What would Mother think of her even considering calling a strange man to look after her child?

Blast that thought. If Mother were alive and knew Amelia had a child at all, she would disown her daughter.

Amelia put Joe in his crib and wound up the music-box mobile above it. By the light of a shell nightlight, plastic cardinals and bluebirds spun to the tune of Brahms’ “Lullaby.” The baby stared up at the birds. Amelia tucked the blanket in around Joe.

He was such a good baby. Gentle, quiet, undemanding. Just the way she had been as a baby, according to her mother. The way she had been all through girlhood.

She kissed Joe’s forehead.

Change gripped her breasts, flattening them against her chest, her body shifting to absorb and redistribute tissue. She backed out of the closet and lay on the rag rug in the tiny living room, her eyes clenched shut, her mind grappling with the change, holding it at bay. When the hunger woke to fullness in her, would Joe be safe?

 

* * *

 

Kelly Patterson sat on the dirty laundry in his armchair and looked at his apartment. In the two weeks since he had moved in, he had managed to get it as messy as any other place he had lived—crushed beer cans mingling with wadded potato chip bags and filthy socks on the floor, an assortment of dirty shirts and jeans draped across most of the furniture, and a couple crumpled TV dinner trays on the lamp table, right next to the rings left on the wood by wet cans. Sawdust he carried home from the construction site in the cuffs of his pants and in the waffles on his work-boots mixed with everything else, but its clean wood scent couldn’t compete with the odor of decay, which was almost a color in the air, spiced but not diminished by the scent of soured beer.

By morning it would all be cleaned up and he would have to start over. No matter how much he challenged his animal self, it always rose to the challenge and exceeded it.

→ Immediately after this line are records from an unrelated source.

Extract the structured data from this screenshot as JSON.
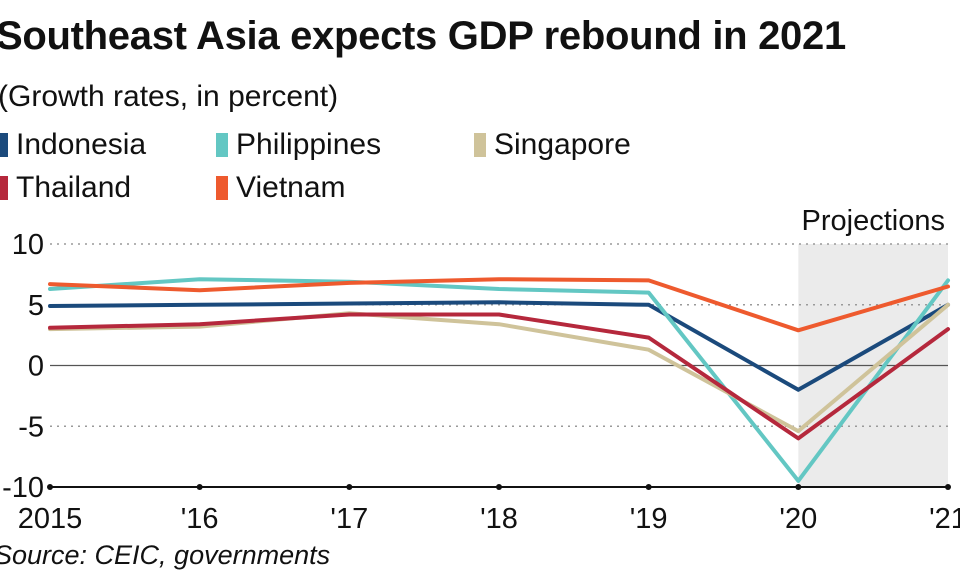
{
  "chart_data": {
    "type": "line",
    "title": "Southeast Asia expects GDP rebound in 2021",
    "subtitle": "(Growth rates, in percent)",
    "categories": [
      "2015",
      "'16",
      "'17",
      "'18",
      "'19",
      "'20",
      "'21"
    ],
    "ylim": [
      -10,
      10
    ],
    "yticks": [
      10,
      5,
      0,
      -5,
      -10
    ],
    "grid": true,
    "legend_position": "top-left",
    "annotation": "Projections",
    "projection_from": "'20",
    "series": [
      {
        "name": "Indonesia",
        "color": "#1b4a7c",
        "values": [
          4.9,
          5.0,
          5.1,
          5.2,
          5.0,
          -2.0,
          5.0
        ]
      },
      {
        "name": "Philippines",
        "color": "#63c7c3",
        "values": [
          6.3,
          7.1,
          6.9,
          6.3,
          6.0,
          -9.5,
          7.0
        ]
      },
      {
        "name": "Singapore",
        "color": "#cfc39a",
        "values": [
          3.0,
          3.2,
          4.3,
          3.4,
          1.3,
          -5.4,
          5.0
        ]
      },
      {
        "name": "Thailand",
        "color": "#b5283c",
        "values": [
          3.1,
          3.4,
          4.2,
          4.2,
          2.3,
          -6.0,
          3.0
        ]
      },
      {
        "name": "Vietnam",
        "color": "#ee5a2e",
        "values": [
          6.7,
          6.2,
          6.8,
          7.1,
          7.0,
          2.9,
          6.5
        ]
      }
    ],
    "source": "Source: CEIC, governments"
  }
}
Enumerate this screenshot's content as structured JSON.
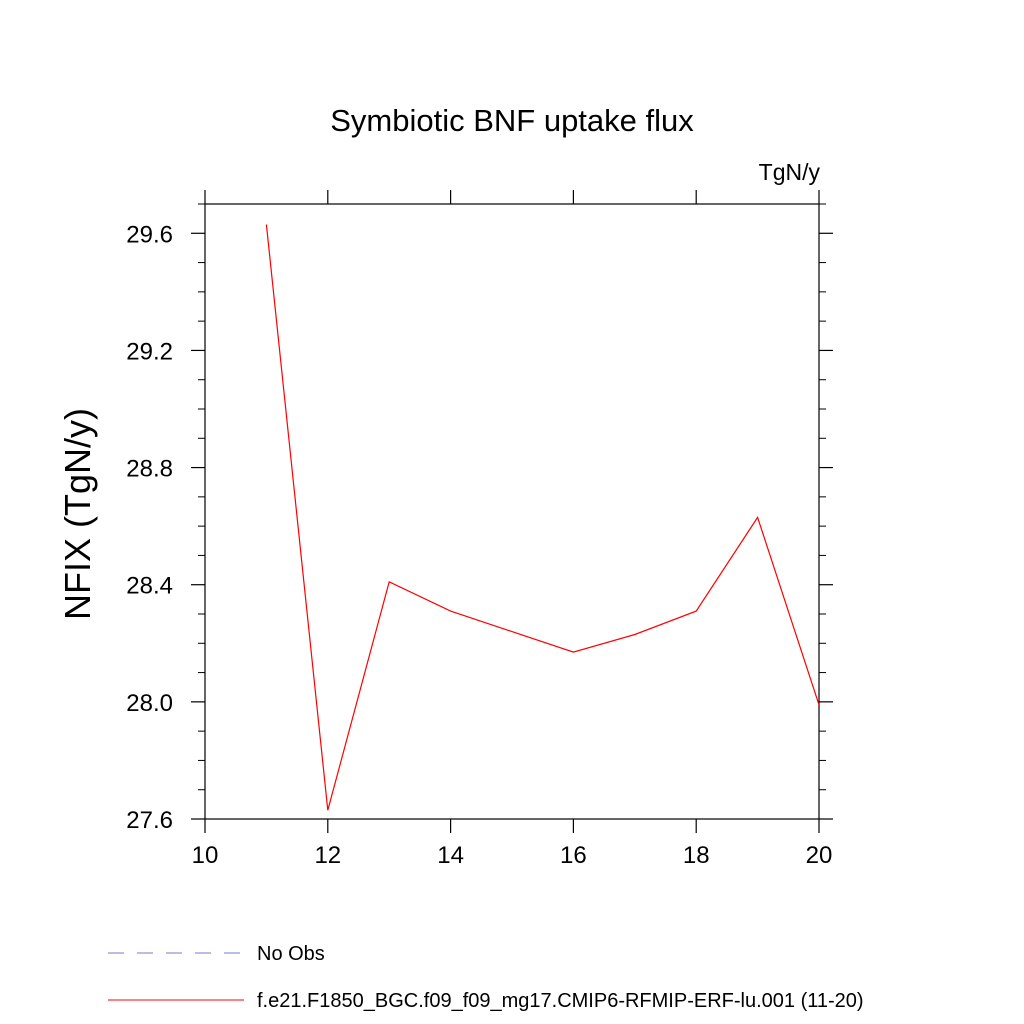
{
  "chart_data": {
    "type": "line",
    "title": "Symbiotic BNF uptake flux",
    "units_label": "TgN/y",
    "xlabel": "",
    "ylabel": "NFIX  (TgN/y)",
    "xlim": [
      10,
      20
    ],
    "ylim": [
      27.6,
      29.7
    ],
    "x_ticks": [
      10,
      12,
      14,
      16,
      18,
      20
    ],
    "x_tick_labels": [
      "10",
      "12",
      "14",
      "16",
      "18",
      "20"
    ],
    "y_ticks": [
      27.6,
      28.0,
      28.4,
      28.8,
      29.2,
      29.6
    ],
    "y_tick_labels": [
      "27.6",
      "28.0",
      "28.4",
      "28.8",
      "29.2",
      "29.6"
    ],
    "grid": false,
    "legend_position": "bottom",
    "series": [
      {
        "name": "No Obs",
        "color": "#7a7acc",
        "dash": "dashed",
        "x": [],
        "y": []
      },
      {
        "name": "f.e21.F1850_BGC.f09_f09_mg17.CMIP6-RFMIP-ERF-lu.001 (11-20)",
        "color": "#ff0000",
        "dash": "solid",
        "x": [
          11,
          12,
          13,
          14,
          15,
          16,
          17,
          18,
          19,
          20
        ],
        "y": [
          29.63,
          27.63,
          28.41,
          28.31,
          28.24,
          28.17,
          28.23,
          28.31,
          28.63,
          27.99
        ]
      }
    ]
  }
}
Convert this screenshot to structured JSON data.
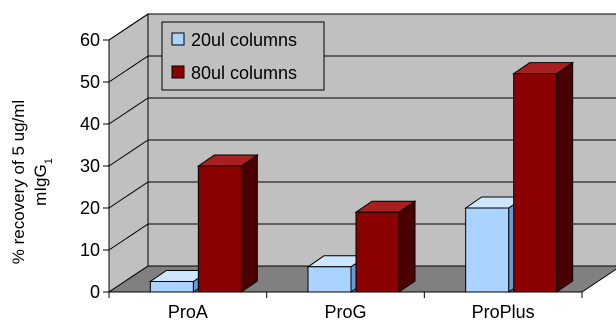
{
  "chart_data": {
    "type": "bar",
    "categories": [
      "ProA",
      "ProG",
      "ProPlus"
    ],
    "series": [
      {
        "name": "20ul columns",
        "values": [
          2.5,
          6,
          20
        ],
        "color": "#aad4ff",
        "side": "#6a9ad0",
        "top": "#cfe6ff"
      },
      {
        "name": "80ul columns",
        "values": [
          30,
          19,
          52
        ],
        "color": "#8b0000",
        "side": "#4a0000",
        "top": "#a82020"
      }
    ],
    "ylim": [
      0,
      60
    ],
    "yticks": [
      0,
      10,
      20,
      30,
      40,
      50,
      60
    ],
    "ylabel_line1": "% recovery of 5 ug/ml",
    "ylabel_line2": "mIgG",
    "ylabel_sub": "1",
    "xlabel": "",
    "grid": true,
    "legend_position": "top-left",
    "wall_color": "#c0c0c0",
    "floor_color": "#808080"
  }
}
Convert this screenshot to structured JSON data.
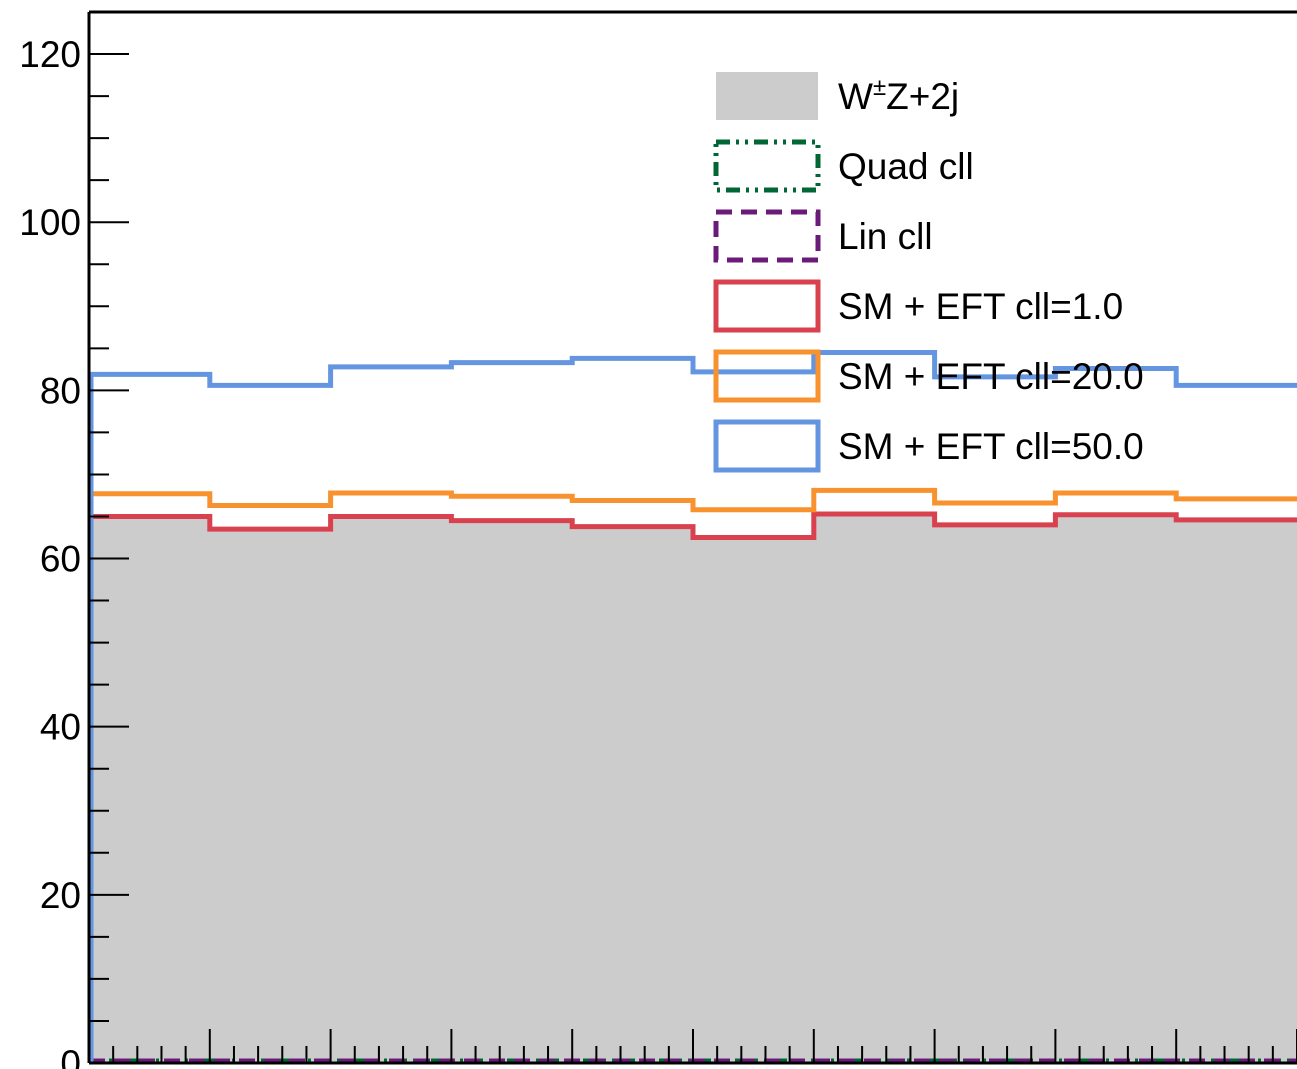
{
  "chart_data": {
    "type": "histogram",
    "title": "",
    "xlabel": "",
    "ylabel": "",
    "ylim": [
      0,
      125
    ],
    "yticks": [
      "0",
      "20",
      "40",
      "60",
      "80",
      "100",
      "120"
    ],
    "bins": 10,
    "grid": false,
    "legend_position": "top-right",
    "series": [
      {
        "name": "W±Z+2j",
        "name_parts": [
          "W",
          "±",
          "Z+2j"
        ],
        "style": "filled",
        "color": "#cccccc",
        "values": [
          65,
          63.5,
          65,
          64.5,
          63.8,
          62.5,
          65.3,
          64,
          65.2,
          64.6
        ]
      },
      {
        "name": "Quad cll",
        "style": "dash-dot",
        "color": "#006633",
        "values": [
          0,
          0,
          0,
          0,
          0,
          0,
          0,
          0,
          0,
          0
        ]
      },
      {
        "name": "Lin cll",
        "style": "dashed",
        "color": "#6a1b7a",
        "values": [
          0,
          0,
          0,
          0,
          0,
          0,
          0,
          0,
          0,
          0
        ]
      },
      {
        "name": "SM + EFT cll=1.0",
        "style": "solid",
        "color": "#d9414f",
        "values": [
          65,
          63.5,
          65,
          64.5,
          63.8,
          62.5,
          65.3,
          64,
          65.2,
          64.6
        ]
      },
      {
        "name": "SM + EFT cll=20.0",
        "style": "solid",
        "color": "#f7922e",
        "values": [
          67.7,
          66.3,
          67.8,
          67.4,
          66.9,
          65.8,
          68.1,
          66.6,
          67.8,
          67.1
        ]
      },
      {
        "name": "SM + EFT cll=50.0",
        "style": "solid",
        "color": "#6495e0",
        "values": [
          81.9,
          80.6,
          82.8,
          83.3,
          83.8,
          82.2,
          84.5,
          81.6,
          82.6,
          80.6
        ]
      }
    ]
  }
}
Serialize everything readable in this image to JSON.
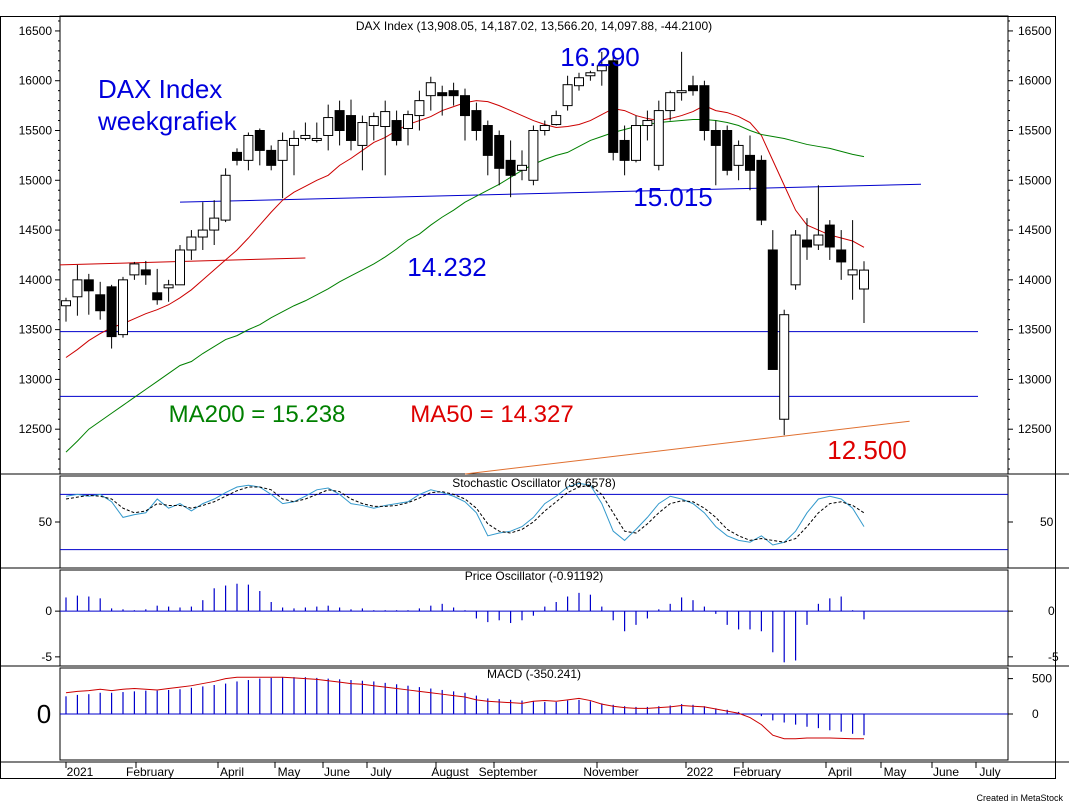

Kelly scratched a stubbled cheek. The night Sonya-the-sudden had bitten him—he had forgotten that she had asked him not to come by that night, and he had a record album he was convinced she should hear—the night she had bitten him, he had visualized many scenarios, but never one to match this reality. Who would ever guess that somewhere inside his sloppy self lurked a finicky creature?

Maybe he should stop teasing himself, leave the place neat once and see what his alter ego would do when housekeeping didn’t get in its way. Adult onset lycanthropy. It was still so new and weird. There were lots of experiments he hadn’t tried yet. Like, what would he do in the woods? Maybe he should throw a couple blankets, kibble, and a dog dish into the Jeep, drive out into the woods and check it out—if not tonight, tomorrow. He had never had any woods sense. What if he got lost? Lost, forty, and naked in the early morning. An ugly thing to contemplate.